I remember being told about the Christmas Truce in school when I was about nine or ten and it has always stuck in my head, mostly because there is something simultaneously heart-warming and tragic about it. I actually wasn't planning to write anything for Christmas, much less something Hetalia-related, but… eh, the idea came to me and I wrote it. Sorry that it's kind of sad and lacking in Christmas cheer (aside from the embodiment of "seasonal spirit" in the form of America), but… hey, I've said it before, but Hetalia is about war, and war tends to suck for those involved.

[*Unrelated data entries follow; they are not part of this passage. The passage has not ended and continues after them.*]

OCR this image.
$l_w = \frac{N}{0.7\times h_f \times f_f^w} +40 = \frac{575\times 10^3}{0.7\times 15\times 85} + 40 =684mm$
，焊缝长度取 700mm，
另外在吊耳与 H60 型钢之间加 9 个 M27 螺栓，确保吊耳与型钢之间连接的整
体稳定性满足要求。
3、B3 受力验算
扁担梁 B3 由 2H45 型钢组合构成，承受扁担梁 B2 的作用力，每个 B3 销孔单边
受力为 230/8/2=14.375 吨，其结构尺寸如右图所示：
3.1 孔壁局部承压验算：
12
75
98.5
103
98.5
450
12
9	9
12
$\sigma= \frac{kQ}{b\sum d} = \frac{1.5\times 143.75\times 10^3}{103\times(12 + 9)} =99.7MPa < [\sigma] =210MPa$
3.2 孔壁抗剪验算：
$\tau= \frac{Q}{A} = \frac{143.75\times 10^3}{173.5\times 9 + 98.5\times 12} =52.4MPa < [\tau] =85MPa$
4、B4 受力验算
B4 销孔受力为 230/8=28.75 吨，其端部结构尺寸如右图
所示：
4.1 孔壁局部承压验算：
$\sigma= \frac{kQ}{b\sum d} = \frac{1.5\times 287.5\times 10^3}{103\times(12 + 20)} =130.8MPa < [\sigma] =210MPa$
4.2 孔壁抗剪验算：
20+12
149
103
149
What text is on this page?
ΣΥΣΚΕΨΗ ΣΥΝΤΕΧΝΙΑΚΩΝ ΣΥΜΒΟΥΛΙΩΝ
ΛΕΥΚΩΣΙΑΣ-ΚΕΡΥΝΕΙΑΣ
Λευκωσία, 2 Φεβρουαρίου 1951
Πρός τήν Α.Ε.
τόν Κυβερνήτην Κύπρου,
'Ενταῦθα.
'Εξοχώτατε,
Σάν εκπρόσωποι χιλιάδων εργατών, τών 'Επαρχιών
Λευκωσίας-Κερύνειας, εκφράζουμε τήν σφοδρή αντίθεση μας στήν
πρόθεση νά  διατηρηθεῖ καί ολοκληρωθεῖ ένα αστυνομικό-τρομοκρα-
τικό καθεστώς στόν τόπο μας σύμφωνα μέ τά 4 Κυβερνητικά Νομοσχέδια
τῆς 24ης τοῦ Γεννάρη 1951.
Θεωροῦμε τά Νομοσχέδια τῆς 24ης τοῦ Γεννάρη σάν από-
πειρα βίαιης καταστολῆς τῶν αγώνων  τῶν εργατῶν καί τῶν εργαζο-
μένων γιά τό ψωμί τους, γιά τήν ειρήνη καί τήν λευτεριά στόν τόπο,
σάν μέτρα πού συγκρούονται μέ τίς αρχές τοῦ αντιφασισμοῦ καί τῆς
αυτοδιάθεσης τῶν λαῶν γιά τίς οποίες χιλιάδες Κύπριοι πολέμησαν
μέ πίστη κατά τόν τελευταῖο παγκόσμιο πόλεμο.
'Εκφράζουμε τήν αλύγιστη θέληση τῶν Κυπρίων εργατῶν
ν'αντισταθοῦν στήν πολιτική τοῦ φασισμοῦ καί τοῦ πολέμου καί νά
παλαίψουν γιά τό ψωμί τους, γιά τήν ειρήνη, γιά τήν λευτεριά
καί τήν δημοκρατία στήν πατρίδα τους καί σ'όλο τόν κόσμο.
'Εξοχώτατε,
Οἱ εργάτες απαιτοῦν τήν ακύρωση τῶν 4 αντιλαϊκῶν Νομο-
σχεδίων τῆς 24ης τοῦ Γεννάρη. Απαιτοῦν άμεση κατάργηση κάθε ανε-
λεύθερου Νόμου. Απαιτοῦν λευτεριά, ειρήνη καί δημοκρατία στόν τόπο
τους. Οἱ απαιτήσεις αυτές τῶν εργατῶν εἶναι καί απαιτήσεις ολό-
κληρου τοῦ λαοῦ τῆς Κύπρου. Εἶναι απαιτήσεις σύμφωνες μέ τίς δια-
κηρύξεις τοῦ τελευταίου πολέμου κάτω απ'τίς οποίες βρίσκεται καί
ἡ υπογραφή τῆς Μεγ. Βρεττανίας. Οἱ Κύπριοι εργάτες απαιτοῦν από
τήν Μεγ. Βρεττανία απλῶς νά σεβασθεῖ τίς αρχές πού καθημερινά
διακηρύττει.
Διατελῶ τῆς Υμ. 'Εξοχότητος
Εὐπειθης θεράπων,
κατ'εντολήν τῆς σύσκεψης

Hope you enjoyed it anyway!

Oh, and yeah, a lot of our Christmas traditions do come from Germany, because Queen Victoria's husband Prince Albert was German and he introduced a lot of things to Britain during the Victorian Period that had previously only been done in Germany and its neighbours like Austria and Holland. A lot of what became "British Victorian Christmas traditions" were passed on to America in a kind of chain-reaction, so… well, wherever you are, I guess you can thank Prince Albert – and not Santa – for all the lovely presents piled under your Christmas tree this morning! XD

Merry Christmas to all and to all a good night!